Brian, I'll attempt to show an apples to apples comparison of your H.320 model with two DS0s and three IP streams versus John's model with the same. I will do this via attached Powerpoint slide to keep myself from screwing with text formatting all afternoon. The points I have are illustrated on the slide, but I will summarize below. Brian's Model: 1) Five separate Contexts 2) One new Context type (i.e.-MUX; to hold the DS0 and MUX Terminations; could be a Context property as opposed to a new type?) 3) Five new Termination types (MUX, plus H.320 audio, video, data and DS0) 4) Linkage between Contexts is required and is provided via a new Termination property called the "mux ephermal instance identifier" 5) DS0 Terminations exist as separate entities representing physical terminations 6) Multiplex is described with a new Context type and new Termination types, as well as Termination properties required to link Contexts John's Model: 1) One context 2) One new Context Type (i.e.-multimedia; could be a Context property as opposed to a new type?) 3) One new Termination type (H.320) 4) No linkage between Contexts is required 5) DS0 Termination replaced by logical Termination that refers to the physical DS0 6) Multiplex is described with a new Termination type which must refer to the physical DS0s it uses I hope I have not misrepresented either your or John's ideas. I think John's looks quite a bit simpler, but would encourage you guys to maybe put together a little white paper to describe each of your models and to argue your points. This e-mail thread has gotten too hard to follow. May I suggest putting out a Word document with illustrative diagrams? A call flow describing the setup of the H.320 call would be nice to include also so we can see the effects on the model at various points in the setup. Rex Brian Rosen wrote:
John
I don't think you have achieved what you stated your goals were by proposing that there is only one context, and the MG sorts out what to do by the properties of the terminations.
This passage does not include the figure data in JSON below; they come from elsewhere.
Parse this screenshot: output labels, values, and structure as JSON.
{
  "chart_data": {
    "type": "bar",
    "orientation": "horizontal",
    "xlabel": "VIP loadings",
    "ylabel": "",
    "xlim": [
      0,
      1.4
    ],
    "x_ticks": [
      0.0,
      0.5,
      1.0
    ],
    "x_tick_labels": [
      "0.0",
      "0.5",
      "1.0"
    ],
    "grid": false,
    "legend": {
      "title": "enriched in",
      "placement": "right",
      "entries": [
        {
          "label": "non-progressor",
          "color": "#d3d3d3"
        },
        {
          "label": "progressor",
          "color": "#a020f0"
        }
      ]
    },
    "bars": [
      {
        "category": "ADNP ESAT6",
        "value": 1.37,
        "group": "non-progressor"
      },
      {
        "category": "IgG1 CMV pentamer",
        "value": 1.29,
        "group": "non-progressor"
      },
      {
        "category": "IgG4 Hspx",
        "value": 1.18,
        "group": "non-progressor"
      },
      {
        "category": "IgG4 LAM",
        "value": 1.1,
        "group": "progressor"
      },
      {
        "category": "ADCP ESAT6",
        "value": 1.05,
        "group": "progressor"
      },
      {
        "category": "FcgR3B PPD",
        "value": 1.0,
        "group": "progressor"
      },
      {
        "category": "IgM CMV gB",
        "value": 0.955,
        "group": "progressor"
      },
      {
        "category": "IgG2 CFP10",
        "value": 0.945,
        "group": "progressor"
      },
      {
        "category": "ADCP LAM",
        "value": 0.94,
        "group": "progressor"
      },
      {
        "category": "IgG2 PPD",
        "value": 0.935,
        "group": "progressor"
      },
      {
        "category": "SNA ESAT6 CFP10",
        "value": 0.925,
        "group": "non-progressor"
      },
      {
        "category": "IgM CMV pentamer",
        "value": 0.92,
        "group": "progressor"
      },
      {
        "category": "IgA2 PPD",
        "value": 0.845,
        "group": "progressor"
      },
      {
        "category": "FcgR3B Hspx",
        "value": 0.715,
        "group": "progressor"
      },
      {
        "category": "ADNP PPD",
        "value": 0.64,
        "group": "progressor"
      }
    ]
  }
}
For one thing, the picture you are advocating is:
+------------------------------------+ | Context C1 | | | | DS0/0 -----\ /---- RTP/101 | | \ / | | DS0/1 -------- o ------- RTP/102 | | / | \ | | H.221/0 ----/ | \---- RTP/103 | | | | | H.233/0 | +------------------------------------+
Not a pretty picture, even if all the terminations have enough properties to allow the gateway to figure out what is intended. You are really into the "chocolate chip cookie model" where you just throw all kinds of different termination types into one context and let them sort themselves out.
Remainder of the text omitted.